Yaz ayları bitti. Sonbahar aylarından birincisini de tamamlamak üzereyiz. Koca bir mevsimi sessiz geçiren dernek faaliyetleri de -durdu duracak derken- tamamen durdu. Milletvekili seçimlerinin yaklaştığı bugünlerde üç-beş dernek kapısını milletvekili hemşerileri açıp poz vermekten öteye geçememekte.
Kastamonu dernekçiliği çalışmaları neredeyse aynı köyde iki derneğe kadar inmiş durumda. İl dernekçiliği farklı mı diyeceksiniz? Zaten balıkta baştan kokuyor. İş böyle olunca yönetilmek de kolay oluyor. Doğru okudunuz. Yönetmek değil yönetilmek. Böl, parçala ve yönet. Sanki birileri bunu uyguluyor üzerimizde.
Bölünmüşseniz bir olmak için çok enerji harcamanız gerekir. Liderlerinizin kaprisleri bazen birleşmenizdeki en büyük engeldir. Dışarıdan da çok rüzgar yersiniz. Bazıları ipin ayrı ayrı uçlarını tutmuş ve beline dolamıştır. Hangi ipi çekseniz o gelir kaşınıza. Ve kapı gibi durur önünüzde… Onu aşıp gidemezsiniz ileriye. Bazılarında ise davul başkasındadır, tokmak başkasında. Siz tokmağı bulsanız, davulu bulamazsınız. Kimi ise iyice siyaset suyuna bulamıştır derneğini.
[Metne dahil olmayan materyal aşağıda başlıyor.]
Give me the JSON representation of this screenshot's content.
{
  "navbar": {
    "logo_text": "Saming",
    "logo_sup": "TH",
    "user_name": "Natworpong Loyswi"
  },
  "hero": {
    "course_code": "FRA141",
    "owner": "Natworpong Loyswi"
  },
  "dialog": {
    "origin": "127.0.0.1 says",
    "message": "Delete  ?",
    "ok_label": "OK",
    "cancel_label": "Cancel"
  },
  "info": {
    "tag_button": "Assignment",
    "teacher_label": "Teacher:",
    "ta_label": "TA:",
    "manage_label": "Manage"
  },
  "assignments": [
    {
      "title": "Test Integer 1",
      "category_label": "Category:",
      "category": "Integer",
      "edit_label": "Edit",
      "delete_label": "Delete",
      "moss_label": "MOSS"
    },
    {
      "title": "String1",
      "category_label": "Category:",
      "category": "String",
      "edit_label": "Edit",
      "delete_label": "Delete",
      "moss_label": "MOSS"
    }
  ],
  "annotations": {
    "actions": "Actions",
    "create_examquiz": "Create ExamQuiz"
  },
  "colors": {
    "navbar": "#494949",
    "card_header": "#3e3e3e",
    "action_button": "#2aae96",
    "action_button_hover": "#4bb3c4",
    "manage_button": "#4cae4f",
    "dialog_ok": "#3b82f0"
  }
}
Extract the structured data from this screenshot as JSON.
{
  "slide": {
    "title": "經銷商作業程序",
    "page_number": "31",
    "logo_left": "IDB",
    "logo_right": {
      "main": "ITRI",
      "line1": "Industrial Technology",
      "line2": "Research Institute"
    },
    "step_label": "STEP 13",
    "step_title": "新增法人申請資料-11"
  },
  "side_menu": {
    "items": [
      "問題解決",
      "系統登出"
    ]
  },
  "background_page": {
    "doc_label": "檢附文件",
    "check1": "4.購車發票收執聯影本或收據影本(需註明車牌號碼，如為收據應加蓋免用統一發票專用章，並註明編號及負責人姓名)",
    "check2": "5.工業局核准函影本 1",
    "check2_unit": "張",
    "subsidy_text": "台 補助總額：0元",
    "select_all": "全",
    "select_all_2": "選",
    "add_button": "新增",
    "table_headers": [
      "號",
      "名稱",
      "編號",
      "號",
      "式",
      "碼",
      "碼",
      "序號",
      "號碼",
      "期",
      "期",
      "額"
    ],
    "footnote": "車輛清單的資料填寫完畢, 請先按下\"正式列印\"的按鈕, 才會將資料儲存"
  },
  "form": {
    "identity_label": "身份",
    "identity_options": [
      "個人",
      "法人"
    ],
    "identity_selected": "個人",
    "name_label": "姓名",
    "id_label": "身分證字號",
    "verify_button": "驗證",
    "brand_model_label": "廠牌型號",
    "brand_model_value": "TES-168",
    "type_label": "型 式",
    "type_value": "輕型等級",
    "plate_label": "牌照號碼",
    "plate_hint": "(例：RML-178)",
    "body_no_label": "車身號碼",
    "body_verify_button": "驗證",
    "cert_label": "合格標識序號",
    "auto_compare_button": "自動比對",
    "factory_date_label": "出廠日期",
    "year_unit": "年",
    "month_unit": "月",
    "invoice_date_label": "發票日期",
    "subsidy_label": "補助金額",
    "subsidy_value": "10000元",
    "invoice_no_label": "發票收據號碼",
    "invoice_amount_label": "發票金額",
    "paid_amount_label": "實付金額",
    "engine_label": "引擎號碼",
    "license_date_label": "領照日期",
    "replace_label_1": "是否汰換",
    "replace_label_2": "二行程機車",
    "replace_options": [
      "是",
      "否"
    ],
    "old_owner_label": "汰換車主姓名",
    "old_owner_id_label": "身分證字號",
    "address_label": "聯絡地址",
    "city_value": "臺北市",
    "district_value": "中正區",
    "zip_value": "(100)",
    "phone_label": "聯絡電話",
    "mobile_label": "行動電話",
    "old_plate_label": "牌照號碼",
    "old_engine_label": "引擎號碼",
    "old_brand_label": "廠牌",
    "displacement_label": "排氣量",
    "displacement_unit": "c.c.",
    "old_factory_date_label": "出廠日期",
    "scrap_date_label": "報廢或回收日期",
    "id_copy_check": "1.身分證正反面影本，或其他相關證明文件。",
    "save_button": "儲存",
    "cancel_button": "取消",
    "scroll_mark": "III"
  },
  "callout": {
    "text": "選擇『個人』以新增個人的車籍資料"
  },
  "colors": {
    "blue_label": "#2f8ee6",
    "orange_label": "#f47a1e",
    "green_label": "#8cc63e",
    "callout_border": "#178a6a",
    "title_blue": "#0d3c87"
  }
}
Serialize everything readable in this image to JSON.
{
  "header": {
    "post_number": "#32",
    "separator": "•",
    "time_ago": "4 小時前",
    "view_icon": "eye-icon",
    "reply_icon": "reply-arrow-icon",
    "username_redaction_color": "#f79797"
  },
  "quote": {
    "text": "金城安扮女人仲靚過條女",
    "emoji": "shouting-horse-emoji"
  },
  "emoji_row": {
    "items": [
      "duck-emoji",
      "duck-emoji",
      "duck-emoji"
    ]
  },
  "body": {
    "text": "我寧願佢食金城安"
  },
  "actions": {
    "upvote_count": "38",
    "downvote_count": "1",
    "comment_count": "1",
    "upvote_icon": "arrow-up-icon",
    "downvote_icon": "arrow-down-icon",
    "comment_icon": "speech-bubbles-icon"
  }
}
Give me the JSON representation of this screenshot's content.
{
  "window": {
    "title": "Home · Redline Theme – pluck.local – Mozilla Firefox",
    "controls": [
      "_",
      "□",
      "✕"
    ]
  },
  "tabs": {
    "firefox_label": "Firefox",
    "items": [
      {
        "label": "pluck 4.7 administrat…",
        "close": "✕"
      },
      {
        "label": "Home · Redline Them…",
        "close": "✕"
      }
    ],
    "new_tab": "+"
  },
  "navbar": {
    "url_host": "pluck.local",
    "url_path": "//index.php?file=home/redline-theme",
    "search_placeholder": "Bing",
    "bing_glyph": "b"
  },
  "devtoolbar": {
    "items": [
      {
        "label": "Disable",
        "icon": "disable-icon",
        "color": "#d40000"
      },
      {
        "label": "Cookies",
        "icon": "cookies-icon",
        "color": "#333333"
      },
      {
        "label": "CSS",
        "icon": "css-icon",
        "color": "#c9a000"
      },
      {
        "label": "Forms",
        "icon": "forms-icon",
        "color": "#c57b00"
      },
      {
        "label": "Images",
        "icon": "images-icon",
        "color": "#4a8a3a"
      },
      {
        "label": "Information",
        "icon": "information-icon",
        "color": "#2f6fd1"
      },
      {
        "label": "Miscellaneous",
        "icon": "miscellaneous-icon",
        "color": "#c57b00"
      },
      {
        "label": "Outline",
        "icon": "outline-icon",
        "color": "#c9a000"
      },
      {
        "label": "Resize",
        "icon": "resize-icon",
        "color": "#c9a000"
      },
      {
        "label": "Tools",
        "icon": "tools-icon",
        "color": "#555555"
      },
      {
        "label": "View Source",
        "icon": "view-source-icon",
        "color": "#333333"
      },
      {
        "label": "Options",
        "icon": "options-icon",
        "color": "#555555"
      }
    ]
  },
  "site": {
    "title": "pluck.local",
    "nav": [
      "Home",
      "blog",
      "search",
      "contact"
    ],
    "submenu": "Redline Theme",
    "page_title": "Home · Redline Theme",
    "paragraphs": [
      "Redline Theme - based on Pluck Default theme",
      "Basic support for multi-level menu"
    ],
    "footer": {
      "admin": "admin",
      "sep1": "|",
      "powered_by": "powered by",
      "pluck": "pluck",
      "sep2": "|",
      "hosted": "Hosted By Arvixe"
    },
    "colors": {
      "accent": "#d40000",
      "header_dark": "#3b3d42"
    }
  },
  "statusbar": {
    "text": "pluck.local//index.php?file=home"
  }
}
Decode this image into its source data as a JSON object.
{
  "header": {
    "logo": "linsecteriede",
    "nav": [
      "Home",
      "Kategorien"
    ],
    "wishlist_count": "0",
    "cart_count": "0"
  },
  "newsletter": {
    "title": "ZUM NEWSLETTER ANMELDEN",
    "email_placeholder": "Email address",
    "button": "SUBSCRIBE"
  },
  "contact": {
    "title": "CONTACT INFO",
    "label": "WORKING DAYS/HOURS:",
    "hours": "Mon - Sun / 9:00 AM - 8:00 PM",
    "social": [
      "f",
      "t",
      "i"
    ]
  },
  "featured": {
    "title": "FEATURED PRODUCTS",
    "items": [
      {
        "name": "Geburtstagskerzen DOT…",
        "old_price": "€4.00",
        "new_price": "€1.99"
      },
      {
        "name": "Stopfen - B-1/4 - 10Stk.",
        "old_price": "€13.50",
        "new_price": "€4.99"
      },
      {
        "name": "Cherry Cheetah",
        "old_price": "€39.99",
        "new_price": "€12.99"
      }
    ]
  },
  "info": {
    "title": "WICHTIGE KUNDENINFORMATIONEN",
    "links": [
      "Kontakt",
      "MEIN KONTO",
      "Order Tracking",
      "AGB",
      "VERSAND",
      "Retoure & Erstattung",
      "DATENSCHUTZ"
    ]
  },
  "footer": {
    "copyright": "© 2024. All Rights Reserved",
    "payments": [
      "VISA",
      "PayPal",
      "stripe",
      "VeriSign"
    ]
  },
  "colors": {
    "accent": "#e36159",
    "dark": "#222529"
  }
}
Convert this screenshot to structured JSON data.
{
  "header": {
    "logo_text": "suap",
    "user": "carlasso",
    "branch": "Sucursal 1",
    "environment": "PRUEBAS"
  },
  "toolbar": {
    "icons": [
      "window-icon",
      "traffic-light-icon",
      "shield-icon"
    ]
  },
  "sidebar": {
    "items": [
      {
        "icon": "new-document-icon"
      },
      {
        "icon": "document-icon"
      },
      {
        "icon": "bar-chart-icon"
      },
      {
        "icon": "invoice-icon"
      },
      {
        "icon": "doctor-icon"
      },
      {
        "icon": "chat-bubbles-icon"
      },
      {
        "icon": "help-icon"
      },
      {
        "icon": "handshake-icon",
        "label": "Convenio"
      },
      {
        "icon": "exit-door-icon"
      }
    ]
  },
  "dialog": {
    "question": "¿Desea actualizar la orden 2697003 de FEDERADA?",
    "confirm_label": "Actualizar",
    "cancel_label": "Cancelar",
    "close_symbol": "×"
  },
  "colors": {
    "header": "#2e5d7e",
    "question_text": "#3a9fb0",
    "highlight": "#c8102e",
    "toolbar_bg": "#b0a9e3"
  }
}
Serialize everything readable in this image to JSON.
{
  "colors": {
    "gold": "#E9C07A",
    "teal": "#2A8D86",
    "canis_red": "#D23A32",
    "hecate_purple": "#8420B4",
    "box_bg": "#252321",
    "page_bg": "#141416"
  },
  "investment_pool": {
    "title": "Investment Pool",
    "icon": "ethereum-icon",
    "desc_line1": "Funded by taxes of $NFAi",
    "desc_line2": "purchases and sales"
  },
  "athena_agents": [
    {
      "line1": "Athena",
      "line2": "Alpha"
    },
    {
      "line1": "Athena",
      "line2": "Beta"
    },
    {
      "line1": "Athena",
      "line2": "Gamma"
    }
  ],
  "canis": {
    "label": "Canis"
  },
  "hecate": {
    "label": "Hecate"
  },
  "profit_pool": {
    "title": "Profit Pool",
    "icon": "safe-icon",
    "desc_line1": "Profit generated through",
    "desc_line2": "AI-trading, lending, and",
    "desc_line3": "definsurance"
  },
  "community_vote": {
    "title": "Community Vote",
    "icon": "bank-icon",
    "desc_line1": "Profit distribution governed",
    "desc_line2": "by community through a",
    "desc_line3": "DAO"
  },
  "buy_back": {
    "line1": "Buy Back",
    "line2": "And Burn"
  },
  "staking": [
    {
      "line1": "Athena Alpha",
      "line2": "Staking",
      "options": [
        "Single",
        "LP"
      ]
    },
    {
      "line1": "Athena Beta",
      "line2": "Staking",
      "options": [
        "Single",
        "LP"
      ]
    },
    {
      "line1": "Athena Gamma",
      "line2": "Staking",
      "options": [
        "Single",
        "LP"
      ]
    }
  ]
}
Neresinden tutsan ellerine siyaset bulaşır. “Hatta…” diye başlayan cümleler bile kurulabilir. Bir de derneği kızakta tutanlar vardır. Bir türlü onarımı bitmemiştir. Yenilik yapılacaktır. Ya da baştan aşağı sistem değiştirilecektir. Ne yazık ki bu arada ayaklar gittiğinden başın söylediklerini duyan yoktur.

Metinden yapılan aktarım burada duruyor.